La critique de Julien
Ayant commencé comme photographe plateau, puis comme conseiller technique, tout en enchaînant en tant que directeur artistique sur les comédies "Pattaya" (Franck Gastambide, 2016), "Coexister" (Fabrice Éboué, 2017) et "Taxi 5" (Franck Gastambide, 2018), John Wax a depuis franchi le cap, non pas encore de l’Himalaya, mais de la réalisation, lui qui a depuis coréalisé "Tout Simplement Noir" (2020) avec son ami de longue date Jean-Pascal Zadi, lesquels ont récemment signé la série "Kôkôrîkô" pour Canal+. Le voici qu’il gravit donc seul, le sommet de la montagne, et met en scène ici la comédie dramatique "En Tongs au Pied de l’Himalaya". Et si l’on avait pu croire, de prime abord, à un road-trip, semble-t-il, mal chaussé jusqu’au pied de l’Himalaya, il n’en est pourtant rien dans ce tendre et émouvant premier film. Ou du moins, pas explicitement, mais bien métaphoriquement. En effet, une mère d’un enfant de six ans atteint d’un trouble de spectre de l’autiste, et tout juste célibataire (Audrey Lamy), se verra dépassée par la situation, et devra apprendre à porter Andréa (Eden Lopes) sur ses épaules, afin qu’ils gravissent, ensemble, une montagne pour laquelle elle pensait ne pas être équipée au départ. Or, cela pourrait permettre à Andréa de poursuivre une scolarité à l’école élémentaire sans être déscolarisé pour un établissement spécialisé, lequel s’apprête, en effet, à passer en CP (l’équivalent, en Belgique, de la première année du primaire)...
Adapté du seul-en-scène de Marie-Odile Weiss "En Tongs au Pied de l’Himalaya" (2020), alors inspiré de son histoire personnelle de maman d’un enfant autiste, ce film bénéficie justement de la plume de cette dernière, ayant coécrit son scénario avec John Wax. Or, son film n’est pas à proprement parler un film qui parle de l’autisme. D’ailleurs, le jeune Eden Lopes, âgé réellement de huit ans, n’est lui-même pas atteint d’autisme, et joue donc là un vrai rôle de composition, aiguillé par Marie-Odile Weiss sur le tournage, afin qu’il se comporte comme tel, avec la gestuelle et la manière de s’exprimer.
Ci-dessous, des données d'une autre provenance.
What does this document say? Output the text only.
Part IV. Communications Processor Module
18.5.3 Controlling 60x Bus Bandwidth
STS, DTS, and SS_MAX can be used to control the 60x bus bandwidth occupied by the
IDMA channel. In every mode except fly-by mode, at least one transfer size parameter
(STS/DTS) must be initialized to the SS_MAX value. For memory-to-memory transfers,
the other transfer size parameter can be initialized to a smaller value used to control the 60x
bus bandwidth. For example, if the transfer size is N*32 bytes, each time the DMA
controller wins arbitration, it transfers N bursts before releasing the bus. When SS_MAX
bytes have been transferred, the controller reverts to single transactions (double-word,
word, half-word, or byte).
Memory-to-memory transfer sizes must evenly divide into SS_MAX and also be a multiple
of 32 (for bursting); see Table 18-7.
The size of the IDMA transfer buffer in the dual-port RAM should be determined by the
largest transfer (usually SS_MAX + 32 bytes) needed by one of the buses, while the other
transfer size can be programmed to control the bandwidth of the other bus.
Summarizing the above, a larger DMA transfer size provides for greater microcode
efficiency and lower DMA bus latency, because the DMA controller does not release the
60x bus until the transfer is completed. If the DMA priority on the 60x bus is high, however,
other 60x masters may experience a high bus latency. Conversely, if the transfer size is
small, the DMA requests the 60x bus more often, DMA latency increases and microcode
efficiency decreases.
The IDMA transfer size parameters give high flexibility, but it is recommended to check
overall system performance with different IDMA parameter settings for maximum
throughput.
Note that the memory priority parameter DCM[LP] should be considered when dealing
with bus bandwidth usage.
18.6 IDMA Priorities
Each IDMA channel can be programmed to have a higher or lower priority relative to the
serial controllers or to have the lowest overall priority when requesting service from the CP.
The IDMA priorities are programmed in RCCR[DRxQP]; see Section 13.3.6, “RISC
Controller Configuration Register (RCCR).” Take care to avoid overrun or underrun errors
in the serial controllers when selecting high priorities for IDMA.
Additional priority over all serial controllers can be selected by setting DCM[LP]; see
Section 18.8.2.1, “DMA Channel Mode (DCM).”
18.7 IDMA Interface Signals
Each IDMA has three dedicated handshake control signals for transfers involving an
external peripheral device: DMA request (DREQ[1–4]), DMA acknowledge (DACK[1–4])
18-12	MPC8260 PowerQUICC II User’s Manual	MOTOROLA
Le film ne centre pas son récit sur ce trouble du neurodéveloppement, bien qu’il questionne la position de l’enseignement fondamental face à celui-ci (en témoigne ici les nombreuses discussions entre les parents d’Andréa et le corps enseignant), et nous en montre ainsi des facettes au quotidien, et cela au travers de la vie d’une mère quelque peu épuisée et paumée, et s’apprêtant à franchir, elle, le cap de ses 40 ans. Ayant, en effet, toujours vécu aux crochets de son ex-compagnon (Nicolas Chupin) mais également de son père (Stéphan Wojtowicz), Pauline va devoir apprendre à devenir responsable et autonome si elle espère pouvoir donner une chance à son fils, elle qui squatte désormais l’appartement que père - davantage attentionné envers ses chats que sa famille - a prêté à son frère chômeur invétéré (Benjamin Tranié), tandis qu’elle tente d’oublier ses soucis dans l’alcool lorsqu’elle n’a pas la garde de son fils...
Loin d’être une grande réalisation, tout en étant extrêmement attendu dans sa manière de dépeindre la (re)construction d’une femme à l’aube d’un nouveau palier de sa vie, "En Tongs au Pied de l’Himalaya" est un petit film en l’état, mais un grand film sur l’humanité, lui qui doit énormément à la justesse des moyens de ses modestes ambitions, ainsi qu’au jeu de son interprète principal, Audrey Lamy. Ainsi, ce récit, même s’il est prévisible, s’avère touchant dans le combat qu’il nous montre d’une mère maladroite (et parfois rustre) face, d’une part, à l’imprévisibilité dudit trouble et, d’autre part, aux progrès et échecs, malgré ses efforts, tout en devant en apprendre les codes et, pour cela, accepter de se faire aider. Audrey Lamy trouve là son plus beau rôle, elle qui s’avère particulièrement authentique dans la peau de cette mère en plein travail sur elle-même. Difficile, en effet, d’être insensible face à son jeu, même si "En Tongs au Pied de l’Himalaya" n’a rien de tragique (loin de là), et nous offre même une belle lueur d’espoir. Face à elle, le réalisateur John Wax et Marie-Odile Weiss parviennent également à faire vivre les personnages secondaires, gravitant autour de Pauline, loin d’être parfaits et exemplaires, mais empathiques et terriblement humains. Et si l’on rigole autant que les larmes montent dans ce film, c’est sans doute parce qu’il reflète une fidèle réalité, aussi dure que belle. On se saurait donc que vous conseiller d’aller voir ce petit film empreint de jolies émotions, lui qui risque, malheureusement, de ne pas faire long feu dans nos salles...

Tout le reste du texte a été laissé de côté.